高さ30mを超える「びょうぶ岩」
飼料イネの準備を前に、思い立って小林市にある三之宮峡に行ってきた。ずっと以前に行ったような気もしていたが、記憶はほぼ真っ白。途中の道に少し見覚えがあったが、近くになるにつれ、全く記憶から抜け落ちていた。駐車場に着く数百メートルは、道幅が狭く車1台が通行できる幅。所々にすれ違いできるように広めの部分もあったが、ちょっと要注意。駐車場もガードレールはなく、バック駐車で運転をあやまれば、下の広場に真っ逆さま。というように少し不安だったが、コロナ禍のせいか駐車の車は全くなく、まずまずゆったり駐車。

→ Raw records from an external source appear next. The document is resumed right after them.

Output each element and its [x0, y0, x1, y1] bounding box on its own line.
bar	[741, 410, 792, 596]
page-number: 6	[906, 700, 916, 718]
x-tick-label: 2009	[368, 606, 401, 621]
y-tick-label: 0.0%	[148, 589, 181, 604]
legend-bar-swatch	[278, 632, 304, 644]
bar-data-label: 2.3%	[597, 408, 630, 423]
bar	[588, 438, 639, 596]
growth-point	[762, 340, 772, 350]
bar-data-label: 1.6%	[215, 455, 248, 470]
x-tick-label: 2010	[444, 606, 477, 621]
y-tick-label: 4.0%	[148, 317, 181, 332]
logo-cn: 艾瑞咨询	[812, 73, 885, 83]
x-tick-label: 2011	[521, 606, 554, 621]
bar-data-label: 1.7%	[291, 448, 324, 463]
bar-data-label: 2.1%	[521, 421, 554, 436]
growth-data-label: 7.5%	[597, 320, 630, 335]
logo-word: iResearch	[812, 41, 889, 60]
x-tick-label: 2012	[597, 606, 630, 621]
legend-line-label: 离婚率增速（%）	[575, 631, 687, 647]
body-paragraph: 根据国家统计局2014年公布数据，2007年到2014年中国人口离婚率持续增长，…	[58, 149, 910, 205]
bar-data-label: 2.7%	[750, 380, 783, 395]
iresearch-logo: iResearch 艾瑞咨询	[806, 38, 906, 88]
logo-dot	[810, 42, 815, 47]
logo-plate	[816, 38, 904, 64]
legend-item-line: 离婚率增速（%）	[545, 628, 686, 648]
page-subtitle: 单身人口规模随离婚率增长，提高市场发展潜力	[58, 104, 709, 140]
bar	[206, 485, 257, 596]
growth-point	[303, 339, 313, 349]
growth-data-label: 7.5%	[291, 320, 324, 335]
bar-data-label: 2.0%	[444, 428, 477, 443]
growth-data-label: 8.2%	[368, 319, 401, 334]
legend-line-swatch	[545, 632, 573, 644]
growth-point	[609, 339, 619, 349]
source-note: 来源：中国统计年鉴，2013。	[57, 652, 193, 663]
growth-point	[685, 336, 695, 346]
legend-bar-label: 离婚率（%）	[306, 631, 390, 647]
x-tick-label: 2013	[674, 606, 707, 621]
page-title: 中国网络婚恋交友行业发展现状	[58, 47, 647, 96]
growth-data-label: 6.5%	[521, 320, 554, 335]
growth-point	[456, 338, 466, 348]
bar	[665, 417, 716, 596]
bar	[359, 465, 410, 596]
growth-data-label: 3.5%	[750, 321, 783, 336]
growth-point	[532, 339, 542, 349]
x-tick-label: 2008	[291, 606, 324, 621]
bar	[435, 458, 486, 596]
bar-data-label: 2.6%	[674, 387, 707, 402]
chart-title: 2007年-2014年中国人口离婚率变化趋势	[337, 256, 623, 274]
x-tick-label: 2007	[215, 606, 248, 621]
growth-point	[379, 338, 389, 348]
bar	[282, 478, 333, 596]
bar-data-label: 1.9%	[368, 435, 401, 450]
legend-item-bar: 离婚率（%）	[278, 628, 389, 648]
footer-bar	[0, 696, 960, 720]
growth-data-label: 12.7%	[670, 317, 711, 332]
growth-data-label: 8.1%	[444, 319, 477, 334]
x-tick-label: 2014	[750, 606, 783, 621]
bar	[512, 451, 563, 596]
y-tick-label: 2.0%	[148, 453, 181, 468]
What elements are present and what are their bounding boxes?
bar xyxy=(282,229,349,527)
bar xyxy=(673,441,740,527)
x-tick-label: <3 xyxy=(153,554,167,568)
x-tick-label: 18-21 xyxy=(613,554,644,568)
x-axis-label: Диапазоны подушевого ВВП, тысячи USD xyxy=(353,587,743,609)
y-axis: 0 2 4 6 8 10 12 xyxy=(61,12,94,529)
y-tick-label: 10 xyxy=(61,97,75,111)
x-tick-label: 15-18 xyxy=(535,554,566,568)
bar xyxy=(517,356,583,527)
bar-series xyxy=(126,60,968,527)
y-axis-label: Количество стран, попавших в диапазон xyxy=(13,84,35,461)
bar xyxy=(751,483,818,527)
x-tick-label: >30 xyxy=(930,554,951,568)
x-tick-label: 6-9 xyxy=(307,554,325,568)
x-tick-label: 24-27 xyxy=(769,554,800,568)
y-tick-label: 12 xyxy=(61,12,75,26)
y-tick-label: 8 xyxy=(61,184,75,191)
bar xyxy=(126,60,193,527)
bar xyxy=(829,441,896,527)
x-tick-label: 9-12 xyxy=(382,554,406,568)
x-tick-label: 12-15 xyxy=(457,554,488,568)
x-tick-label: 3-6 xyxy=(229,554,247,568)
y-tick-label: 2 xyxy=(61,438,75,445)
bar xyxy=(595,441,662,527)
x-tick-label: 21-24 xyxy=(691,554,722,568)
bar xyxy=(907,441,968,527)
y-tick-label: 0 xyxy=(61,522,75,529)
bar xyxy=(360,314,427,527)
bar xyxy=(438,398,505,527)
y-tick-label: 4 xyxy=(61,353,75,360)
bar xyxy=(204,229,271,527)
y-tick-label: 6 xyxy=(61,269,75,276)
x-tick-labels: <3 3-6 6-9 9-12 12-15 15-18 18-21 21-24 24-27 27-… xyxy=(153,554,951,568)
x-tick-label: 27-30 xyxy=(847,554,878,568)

さて遊歩道。すぐに道の横に複数のマムシグサが迎えてくれた。この仲間には、ムサシアブミやウラシマソウなどあるが、どうもこの手のものは苦手だ。いきなりこれなので気持ちは少し湿り気味。だがこのマムシグサ、よくよくみれば紫の仏炎苞の縦縞がなんだかスッキリしていて魅力的。マムシグサの仏炎苞は、紫のほかにも若草色のものもあった。両方とも清々しい。
縦縞が清々しいマムシグサ
入ると電気がパッと点くトンネル
三之宮峡は、約34万年前の加久藤カルデラ超巨大噴火の火砕流でできた溶結凝灰岩が浸食されてできた渓谷だ。遊歩道はかつてのトロッコ道の跡だという。約1kmの遊歩道に長短11のトンネルがある。長めのトンネルに入っていくと、検知器が作動して天井に取り付けてある電球がパッと点いた。ただ、工事現場の裸電球みたいなもので、一人だとちょっと怖いかもしれない。壁と天井はゴツゴツした岩肌がそのままだった。
トンネルを抜け歩みを進めるにつれ、遊歩道対岸の岩壁に目を見張った。岩壁の上には、木々の新芽が美しく、押しに押されぬ渓谷美を形作っているのだ。私が最も目を見張ったのは、高さ30mを超えるという「びょうぶ岩」。来たかいがあった。このほか、「残したい日本の音風景百選」の一つである「櫓の轟」や、水の浸食によって造られた「千畳岩」、河童伝説の残る50畳敷という「カッパ洞」などがあり、雄大な渓谷美と守るべき植生に出会える場所だった。
以前、多くの観光客が訪れた「陰陽石」からすぐ先だ。霧島ジオサイトのひとつにもなっているから、整備と宣伝が行き届けば、指折りの渓谷になること間違いない。行ってみるべし。